Look, I don’t know how to break this to you but Cold Chisel is mostly a thing of the past. If you’re still driving around, listening to ‘Breakfast At Sweethearts’, then all power to you but the music world has moved on.

Or has it? Giants Among Men, decided to go hunting the latest, modern bands that channel Barnsey, Mossy, Walko and Presso. We asked one of our resident musical jedis, Jeff Jenkins, and he produced gold.

Like, for example, for the harder edge of Cold Chisel, he threw up a the band  Airbourne, which, to be honest, seems to have been teleported straight out of 1976 (even down to the cars)…

Seriously, it’s more AC/DC than AC/DC, at least now.

And then Jeff mentioned some slightly more thoughtful, complex young Australian bands carrying the very large torch left by one of the greatest local bands ever.

So let’s get down to it. If you loved Chisel, you might also love:

Kingswood

Lots of guitars, lots of attitude, interesting lyrics. Maybe just lacking a Khe Sahn-like anthem. Give them time.

Ohio’ is a cracking song, from the Change of Heart EP, while ‘Sucker Punch’ off the Microscopic Wars album is a beauty. Or there’s ‘ICFTYDLM’, a single from 2014. It’s a little more laid back, more in the ‘Choirgirl’ vein of Chiseldom, but let’s face it, just the fucking title tells you that they’re a modern band. (Can’t be bothered Googling? Fair enough. It stands for ‘I Can Feel That You Don’t Love Me’.)

Bad//Dreems

Well, hell, there’s even a direct line from Chisels to Bad//Dreems. Legendary Australian producer Mark Opitz has been behind an epic amount of classic local albums and songs, including ‘East’ and ‘Circus Animals’. He was even in the control room, keeping the cameras running, when Cold Chisel famously derailed the end of the 1981 TV Week Countdown Rock Awards (read: ‘The Never, Um, Ending Story’, Molly Meldrum’s book, with Jeff Jenkins).

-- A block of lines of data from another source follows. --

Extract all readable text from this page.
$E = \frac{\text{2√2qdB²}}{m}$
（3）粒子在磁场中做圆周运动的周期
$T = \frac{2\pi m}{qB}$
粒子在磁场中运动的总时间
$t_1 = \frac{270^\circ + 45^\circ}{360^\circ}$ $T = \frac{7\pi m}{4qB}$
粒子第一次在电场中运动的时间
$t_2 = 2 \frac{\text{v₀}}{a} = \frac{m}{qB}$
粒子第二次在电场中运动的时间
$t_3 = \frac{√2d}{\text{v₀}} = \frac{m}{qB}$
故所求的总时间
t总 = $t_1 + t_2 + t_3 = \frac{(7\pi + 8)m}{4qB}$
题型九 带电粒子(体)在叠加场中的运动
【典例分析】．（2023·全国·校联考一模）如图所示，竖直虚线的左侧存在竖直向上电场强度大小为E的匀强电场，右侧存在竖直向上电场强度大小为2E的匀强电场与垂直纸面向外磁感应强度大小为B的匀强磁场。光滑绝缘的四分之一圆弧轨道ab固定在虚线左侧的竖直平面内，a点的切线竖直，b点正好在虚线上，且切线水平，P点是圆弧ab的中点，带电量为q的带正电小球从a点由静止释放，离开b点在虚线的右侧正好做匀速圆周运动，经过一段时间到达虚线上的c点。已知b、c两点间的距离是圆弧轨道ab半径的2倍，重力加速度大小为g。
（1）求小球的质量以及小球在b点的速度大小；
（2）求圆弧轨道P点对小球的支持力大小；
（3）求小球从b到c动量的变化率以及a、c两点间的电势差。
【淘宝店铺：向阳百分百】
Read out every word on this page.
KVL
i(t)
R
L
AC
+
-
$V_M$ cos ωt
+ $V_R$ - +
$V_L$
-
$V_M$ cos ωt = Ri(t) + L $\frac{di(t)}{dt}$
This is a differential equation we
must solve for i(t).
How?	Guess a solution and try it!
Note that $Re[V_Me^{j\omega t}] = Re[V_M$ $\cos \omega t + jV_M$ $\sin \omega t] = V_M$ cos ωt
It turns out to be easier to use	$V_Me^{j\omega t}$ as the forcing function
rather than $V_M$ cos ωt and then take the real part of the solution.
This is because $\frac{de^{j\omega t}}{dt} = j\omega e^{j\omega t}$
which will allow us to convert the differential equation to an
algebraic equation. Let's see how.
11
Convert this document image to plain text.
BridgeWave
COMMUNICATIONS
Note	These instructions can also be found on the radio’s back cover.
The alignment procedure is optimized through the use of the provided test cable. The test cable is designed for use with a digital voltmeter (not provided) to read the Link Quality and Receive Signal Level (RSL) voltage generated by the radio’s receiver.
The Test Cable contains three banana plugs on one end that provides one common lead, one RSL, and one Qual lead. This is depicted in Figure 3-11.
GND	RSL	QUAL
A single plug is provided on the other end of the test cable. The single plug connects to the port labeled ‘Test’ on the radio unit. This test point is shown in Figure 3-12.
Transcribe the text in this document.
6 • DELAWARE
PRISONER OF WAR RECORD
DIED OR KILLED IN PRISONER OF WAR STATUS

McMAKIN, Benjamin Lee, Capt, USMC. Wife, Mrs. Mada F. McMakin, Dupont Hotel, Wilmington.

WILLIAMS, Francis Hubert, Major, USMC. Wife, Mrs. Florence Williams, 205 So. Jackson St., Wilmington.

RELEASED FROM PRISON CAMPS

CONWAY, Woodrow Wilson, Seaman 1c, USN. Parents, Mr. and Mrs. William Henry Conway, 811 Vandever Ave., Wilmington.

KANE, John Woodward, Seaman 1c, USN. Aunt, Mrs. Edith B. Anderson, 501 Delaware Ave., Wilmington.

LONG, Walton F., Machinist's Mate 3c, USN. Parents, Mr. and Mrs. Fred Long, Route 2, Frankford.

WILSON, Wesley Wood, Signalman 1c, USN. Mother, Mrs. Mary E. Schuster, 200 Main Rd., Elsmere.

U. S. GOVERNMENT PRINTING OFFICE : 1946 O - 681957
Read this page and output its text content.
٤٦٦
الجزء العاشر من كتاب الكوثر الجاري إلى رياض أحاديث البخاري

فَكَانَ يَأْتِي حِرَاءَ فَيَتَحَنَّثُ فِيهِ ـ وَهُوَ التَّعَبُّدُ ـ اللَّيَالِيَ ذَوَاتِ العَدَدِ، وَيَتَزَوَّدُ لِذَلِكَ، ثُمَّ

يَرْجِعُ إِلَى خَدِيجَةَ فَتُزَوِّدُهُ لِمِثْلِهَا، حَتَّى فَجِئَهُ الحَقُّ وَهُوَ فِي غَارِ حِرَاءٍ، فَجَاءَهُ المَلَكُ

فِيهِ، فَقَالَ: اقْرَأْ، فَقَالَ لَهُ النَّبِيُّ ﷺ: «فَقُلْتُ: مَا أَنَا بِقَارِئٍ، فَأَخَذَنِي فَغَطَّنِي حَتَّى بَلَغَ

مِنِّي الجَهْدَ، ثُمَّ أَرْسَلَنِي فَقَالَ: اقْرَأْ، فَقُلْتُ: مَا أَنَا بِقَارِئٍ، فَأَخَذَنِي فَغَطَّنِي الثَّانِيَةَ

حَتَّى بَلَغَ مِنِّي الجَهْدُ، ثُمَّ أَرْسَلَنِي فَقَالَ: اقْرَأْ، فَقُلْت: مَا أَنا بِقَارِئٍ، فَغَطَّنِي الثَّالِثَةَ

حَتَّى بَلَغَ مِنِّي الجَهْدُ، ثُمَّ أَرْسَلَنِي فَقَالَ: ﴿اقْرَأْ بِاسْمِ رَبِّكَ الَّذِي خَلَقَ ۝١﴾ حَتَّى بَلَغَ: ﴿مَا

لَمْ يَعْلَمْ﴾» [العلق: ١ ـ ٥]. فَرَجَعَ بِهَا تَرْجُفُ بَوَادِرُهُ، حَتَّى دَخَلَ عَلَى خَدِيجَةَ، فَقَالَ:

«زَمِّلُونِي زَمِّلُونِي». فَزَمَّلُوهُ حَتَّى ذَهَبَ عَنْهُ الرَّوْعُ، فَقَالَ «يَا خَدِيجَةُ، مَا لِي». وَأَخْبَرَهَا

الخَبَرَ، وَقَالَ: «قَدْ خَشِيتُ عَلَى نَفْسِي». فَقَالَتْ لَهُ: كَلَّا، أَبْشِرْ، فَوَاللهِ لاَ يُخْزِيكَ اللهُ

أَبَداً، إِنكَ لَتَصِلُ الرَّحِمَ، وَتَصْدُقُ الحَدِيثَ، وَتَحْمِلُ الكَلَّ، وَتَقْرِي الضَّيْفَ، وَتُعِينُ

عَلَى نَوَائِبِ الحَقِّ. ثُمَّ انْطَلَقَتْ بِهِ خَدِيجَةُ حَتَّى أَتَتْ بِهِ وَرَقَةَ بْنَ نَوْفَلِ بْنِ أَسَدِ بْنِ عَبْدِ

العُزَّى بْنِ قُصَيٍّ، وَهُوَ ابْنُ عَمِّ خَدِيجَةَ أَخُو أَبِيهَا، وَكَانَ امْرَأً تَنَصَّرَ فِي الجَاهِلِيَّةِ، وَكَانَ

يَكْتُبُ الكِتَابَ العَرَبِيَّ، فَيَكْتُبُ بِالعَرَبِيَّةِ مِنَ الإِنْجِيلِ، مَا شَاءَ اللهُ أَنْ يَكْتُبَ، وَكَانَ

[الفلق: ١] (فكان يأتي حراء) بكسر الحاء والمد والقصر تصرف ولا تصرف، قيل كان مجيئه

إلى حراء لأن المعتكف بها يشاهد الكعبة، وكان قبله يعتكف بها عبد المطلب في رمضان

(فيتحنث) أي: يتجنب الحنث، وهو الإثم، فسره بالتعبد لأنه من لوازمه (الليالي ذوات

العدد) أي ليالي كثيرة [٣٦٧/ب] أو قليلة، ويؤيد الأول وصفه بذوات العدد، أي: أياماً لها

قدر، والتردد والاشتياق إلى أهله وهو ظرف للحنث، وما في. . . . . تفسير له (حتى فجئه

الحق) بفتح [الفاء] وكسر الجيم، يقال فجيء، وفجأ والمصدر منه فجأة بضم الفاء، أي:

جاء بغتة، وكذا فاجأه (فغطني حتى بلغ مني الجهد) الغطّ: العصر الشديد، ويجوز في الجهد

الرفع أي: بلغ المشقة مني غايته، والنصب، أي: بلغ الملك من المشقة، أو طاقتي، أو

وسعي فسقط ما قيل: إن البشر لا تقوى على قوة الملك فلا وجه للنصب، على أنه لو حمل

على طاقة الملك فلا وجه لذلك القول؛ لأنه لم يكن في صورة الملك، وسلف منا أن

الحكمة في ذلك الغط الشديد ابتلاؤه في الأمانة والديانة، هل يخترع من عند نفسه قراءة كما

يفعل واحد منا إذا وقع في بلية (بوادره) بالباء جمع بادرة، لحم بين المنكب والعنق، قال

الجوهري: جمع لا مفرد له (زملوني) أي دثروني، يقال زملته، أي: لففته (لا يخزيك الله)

So, it turns out Opitz is still going and the debut Bad//Dreems’ album, ‘Dogs at bay’, is a recent project. Out of Adelaide, with a touch of a young Paul Kelly, the sound is distinctly Australian (start with ‘Caroline’ to see what we mean). ‘Hiding to nothing’ has strong Chisel bloodlines running through it, while a recent single is ‘My only friend’, featuring raspy voice singing that Barnsey would be proud of.

Another thumbs up: they don’t take music videos too seriously.

My Only Friend:

Hoping for:

Hiding to nothing:

 

British India

You’ve got to love this Melbourne band just because they take the piss, a bit like Chisel did back in the day. Like when they started to get some media attention, still only teenagers, and told journalists they got their name from a B-side by vintage psychedelic rock band Strawberry Alarm Clock. iTunes reports that this was a crock of shit but who cares? It’s a fun band, turned into the real thing by none other than Harry Vanda, formerly of The Easybeats, Vanda & Young and pretty much every other royal thru-line of Australian music.

They’ve been around for a few years now, maturing and getting more complex. If you want to really feel them channeling Cold Chisel, go back to their very first album, Guillotine, or take a gentler road in with ‘Summer Forgive Me’, or maybe ‘I can make you love me’…

Jeff Jenkins reports that they’re even better live.

Tie up my hands:

I can make you love me:

 

Gang of Youths

Jeffy Jenkins, musical jedi, also mentioned Gang of Youths when I asked him for modern Chisel reincarnations. But I can’t work out if he was taking the piss.

Exhibit A, this video:

Are they for real? Who was the poor assistant director who had to explain to the singer that he needed to somehow expressive-dance, solo, like a marooned seal through the streets for the entire clip? And who exactly thought the band would harden their street edge by taking to a dinner setting with baseball bats? Tupac, eat your heart out.

DZ Deathrays

And finally, straight out of Brisbane, we’d like to introduce DZ Deathrays. This video will either make you love them forever, or reel back in horror, but all we can say is they rock, they’ve got a sense of humour and they’re worth keeping an eye on.